Patterns play an even more significant role in Eileen Hickey-Hulme’s works, although often their imposition is more intentionally random, with any rhythmic coherence becoming apparent only upon reflection over time.

This is a constant in her works, regardless of the context, conjuring a resonant pulse that might appear as a universe of colors and movement, as in “Persian Candy” (nail polish on canvas, 2008), or within a tightly constructed grid, as in “Rose Bowl Float Paper Plates” (lipstick, eye shadow, and nail polish on cardboard, 1992), into which texture and tone dart in and out of view.

This rhythmic effect reaches an apogee of sorts in “Blue Surrender with Pistol” (c-print mounted on aluminum) wherein the artist creates a maelstrom of movement in her mix of light and dark colors while the composition is anchored by an oversize, superimposed hand clutching a firearm. Drawn in a cartoon-like style in the manner of Roy Lichtenstein, the imagery offers potential malevolence that is actually muted by its pop art elements, allowing it to serve as a humorous foil for the more portent-filled patterning in the background.

“Bang Bang Meets Bernard” continues at the Crazy Monkey Gallery in Amagansett through October 27.

At Surface Library in Springs, in an exhibition titled “Figuratively Speaking” and curated by James Kennedy, the inclination toward abstraction as a means of configuring representational imagery represents a dominant trend throughout the exhibition.

While this approach appears to be less of an impulse in works by Jerry Schwabe, whose antecedents run mostly to Degas dancers or Thomas Shelford’s classically rendered paintings, the tendency toward abstraction is nevertheless powerful in pieces by many of the other artists in the exhibition.

Richard MacDonald’s “Sitting Girl” (oil on canvas, 1998), for example, uses a powerful juxtaposition of whites and blues, all applied in a sweeping wash of colors, to create not just the image itself, but even more important to mix with a strong compositional structure to reflect a dynamic sense of emotion and a profound sense of solitude.

Eunice Golden’s “Dreamscape #6” (mixed media on paper, 1980), on the other hand, uses a superficially more busy and active interplay of colors and patterns that sometimes actually submerges the figurative imagery into a blend of symphonically colorful movement.

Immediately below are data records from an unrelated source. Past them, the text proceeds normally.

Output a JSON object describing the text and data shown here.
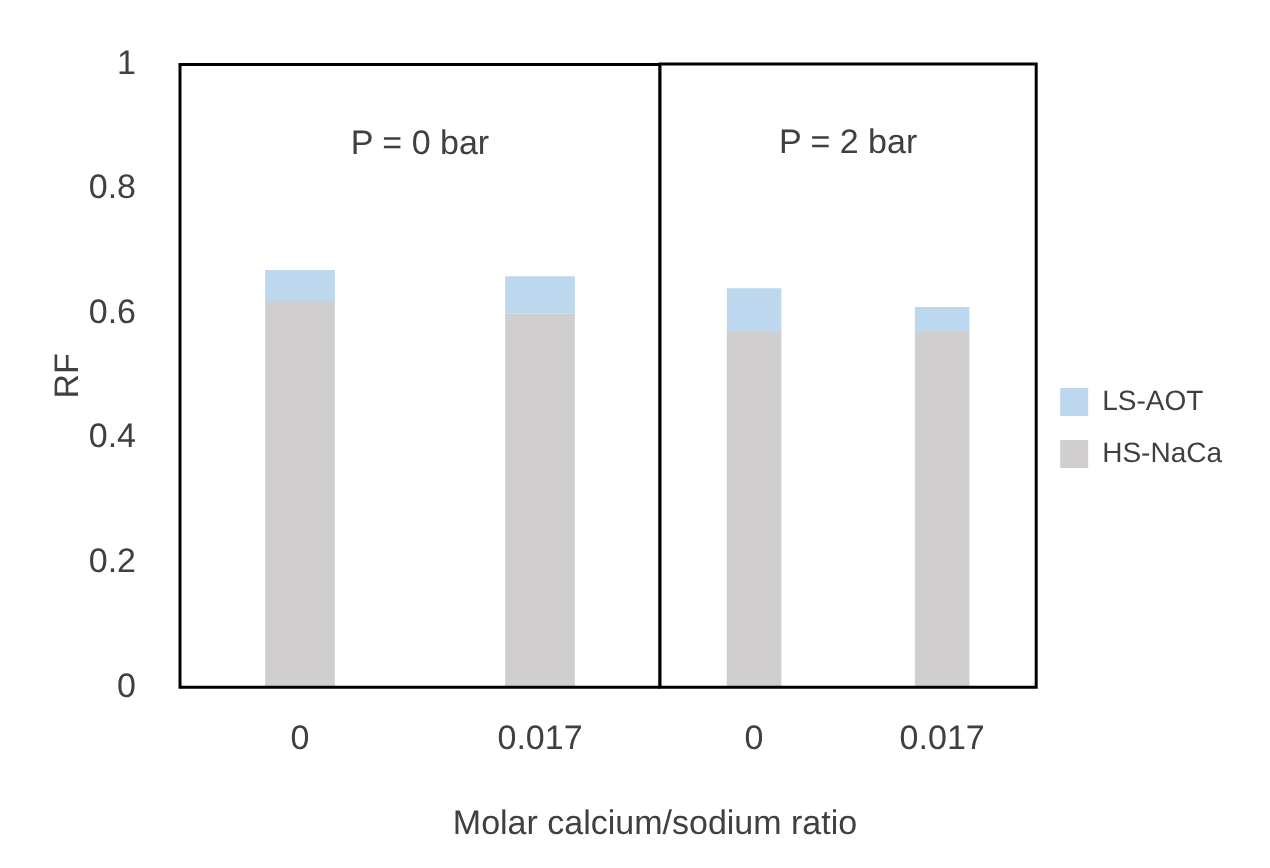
{
  "chart_data": [
    {
      "type": "bar",
      "stacked": true,
      "annotations": [
        "P = 0 bar"
      ],
      "xlabel": "Molar calcium/sodium ratio",
      "ylabel": "RF",
      "categories": [
        "0",
        "0.017"
      ],
      "series": [
        {
          "color": "#d0cece",
          "values": [
            0.62,
            0.6
          ]
        },
        {
          "color": "#bdd7ee",
          "values": [
            0.05,
            0.06
          ]
        }
      ],
      "ylim": [
        0,
        1
      ],
      "yticks": [
        0,
        0.2,
        0.4,
        0.6,
        0.8,
        1
      ],
      "grid": false,
      "legend": false
    },
    {
      "type": "bar",
      "stacked": true,
      "annotations": [
        "P = 2 bar"
      ],
      "categories": [
        "0",
        "0.017"
      ],
      "series": [
        {
          "name": "HS-NaCa",
          "color": "#d0cece",
          "values": [
            0.57,
            0.57
          ]
        },
        {
          "name": "LS-AOT",
          "color": "#bdd7ee",
          "values": [
            0.07,
            0.04
          ]
        }
      ],
      "ylim": [
        0,
        1
      ],
      "tick_labels": "x",
      "grid": false,
      "legend": "right"
    }
  ]
}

Ms. Golden’s series of serigraphs, by contrast, make significantly more immediate use of positive and negative space, as do Barbara Groot’s “Figure Studies” (ink on paper). This effect might also be noted in Ann Brandeis’s use of shadow and shade, as in “Ray II” (archival pigment print, 2008), while Abby Abrams’s sculptures veer from pure abstraction in “Reclining Figure” (copper wire, 2008) to straightforward and uncompromising realism in “In My Grey Chemise” (acrylic on fired ceramic, 2008).